Il condense certaines choses oui. Pascal aime mélanger, passer d’une émotion à l’autre. Il aime la comédie italienne tragi-comique, ce cinéma des années 60 qui mélangeait les registres. La vie c’est ça, passer du drame aux rire. Ce film a cette qualité de faire rire, mais ensuite on paye ce rire émotionnellement. Il y a une grande place qui est faite à la victime, à la flic, à sa relation avec sa femme (Julie Gayet). En quelques séquences, Pascal arrive à apporter une richesse a cette dernière alors qu’elle n’apparaît que dans quelques scènes. 

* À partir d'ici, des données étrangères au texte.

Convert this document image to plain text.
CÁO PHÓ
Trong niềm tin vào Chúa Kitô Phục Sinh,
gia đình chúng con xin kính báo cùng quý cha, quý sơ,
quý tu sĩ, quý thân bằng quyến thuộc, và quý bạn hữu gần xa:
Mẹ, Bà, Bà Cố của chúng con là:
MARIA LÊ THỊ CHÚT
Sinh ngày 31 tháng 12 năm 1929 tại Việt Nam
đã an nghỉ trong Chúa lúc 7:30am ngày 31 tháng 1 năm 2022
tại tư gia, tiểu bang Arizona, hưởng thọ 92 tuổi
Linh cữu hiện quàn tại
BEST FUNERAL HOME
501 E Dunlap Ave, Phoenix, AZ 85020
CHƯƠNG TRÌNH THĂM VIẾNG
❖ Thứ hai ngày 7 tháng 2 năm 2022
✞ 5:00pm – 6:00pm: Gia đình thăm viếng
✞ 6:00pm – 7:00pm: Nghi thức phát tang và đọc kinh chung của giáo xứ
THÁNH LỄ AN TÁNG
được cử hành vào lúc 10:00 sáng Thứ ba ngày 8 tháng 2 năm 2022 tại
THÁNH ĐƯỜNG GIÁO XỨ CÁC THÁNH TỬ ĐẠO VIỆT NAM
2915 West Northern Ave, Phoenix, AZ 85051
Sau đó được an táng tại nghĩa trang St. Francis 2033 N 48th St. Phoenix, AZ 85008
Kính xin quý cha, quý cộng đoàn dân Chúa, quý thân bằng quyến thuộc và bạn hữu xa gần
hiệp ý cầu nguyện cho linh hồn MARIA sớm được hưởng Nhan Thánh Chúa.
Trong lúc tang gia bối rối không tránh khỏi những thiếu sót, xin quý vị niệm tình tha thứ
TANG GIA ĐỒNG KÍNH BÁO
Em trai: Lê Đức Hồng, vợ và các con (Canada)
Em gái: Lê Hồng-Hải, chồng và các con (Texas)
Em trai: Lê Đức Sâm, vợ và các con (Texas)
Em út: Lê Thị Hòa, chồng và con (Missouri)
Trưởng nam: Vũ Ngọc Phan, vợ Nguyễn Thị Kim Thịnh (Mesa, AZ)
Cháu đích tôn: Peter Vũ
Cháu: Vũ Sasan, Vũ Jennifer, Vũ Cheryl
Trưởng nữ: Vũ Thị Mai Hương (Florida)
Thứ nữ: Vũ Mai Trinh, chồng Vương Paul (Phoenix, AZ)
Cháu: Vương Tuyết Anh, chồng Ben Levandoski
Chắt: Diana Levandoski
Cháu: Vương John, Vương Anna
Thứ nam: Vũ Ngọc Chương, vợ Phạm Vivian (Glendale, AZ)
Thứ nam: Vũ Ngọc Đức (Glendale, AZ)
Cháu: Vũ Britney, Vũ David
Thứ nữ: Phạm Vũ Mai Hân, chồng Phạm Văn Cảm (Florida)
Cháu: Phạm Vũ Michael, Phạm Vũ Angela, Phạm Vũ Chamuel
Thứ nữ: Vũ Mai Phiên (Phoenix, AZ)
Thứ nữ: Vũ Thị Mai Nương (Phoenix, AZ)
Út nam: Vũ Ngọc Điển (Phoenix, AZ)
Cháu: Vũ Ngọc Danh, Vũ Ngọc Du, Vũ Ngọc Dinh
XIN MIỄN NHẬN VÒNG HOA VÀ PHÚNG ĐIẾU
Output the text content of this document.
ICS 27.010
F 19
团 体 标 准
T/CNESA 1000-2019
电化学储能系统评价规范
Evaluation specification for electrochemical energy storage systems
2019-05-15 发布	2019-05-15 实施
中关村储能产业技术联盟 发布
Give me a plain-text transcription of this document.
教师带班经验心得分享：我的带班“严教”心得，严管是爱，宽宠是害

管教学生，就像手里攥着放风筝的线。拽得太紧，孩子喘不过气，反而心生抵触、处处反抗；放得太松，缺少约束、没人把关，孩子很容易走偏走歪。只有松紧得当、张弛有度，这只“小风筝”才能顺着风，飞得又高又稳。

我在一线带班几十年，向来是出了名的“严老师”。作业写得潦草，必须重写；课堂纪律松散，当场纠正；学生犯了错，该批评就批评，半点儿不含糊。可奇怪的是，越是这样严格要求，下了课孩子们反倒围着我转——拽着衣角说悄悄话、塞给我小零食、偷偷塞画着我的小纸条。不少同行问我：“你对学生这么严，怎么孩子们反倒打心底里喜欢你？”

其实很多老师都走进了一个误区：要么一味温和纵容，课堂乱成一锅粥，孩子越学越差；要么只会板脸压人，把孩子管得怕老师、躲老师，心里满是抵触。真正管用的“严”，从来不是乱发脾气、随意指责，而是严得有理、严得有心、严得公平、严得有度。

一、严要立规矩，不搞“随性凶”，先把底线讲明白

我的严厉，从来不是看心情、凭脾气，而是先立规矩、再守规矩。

Qu’est-ce qui t’a attiré vers ce rôle ?

Au départ quand Pascal me parle du personnage, c’est l’histoire d’un type avec un téléphone qui s’attaque aux banques et arrive à percer les défenses pour les détrousser. De l’extérieur, je trouvais ça intéressant. Il utilise une faille de manière très perverse. C’est excitant en tant qu’acteur de rentrer dans ce personnage. Il y a aussi une folie car il ne fait pas tant ça pour l’argent, dans le film on ne le voit jamais s’acheter une bagnole ou une belle montre, il s’en fout complètement. Il roule dans sa voiture pourrie avec son frère. À un moment il dit « je ne sais rien faire d’autre » mais derrière cette phrase il faut entendre « je n’ai pas envie de faire autre chose ». Ça lui plaît. J’avais jamais fait de personnage qui fonctionne ainsi.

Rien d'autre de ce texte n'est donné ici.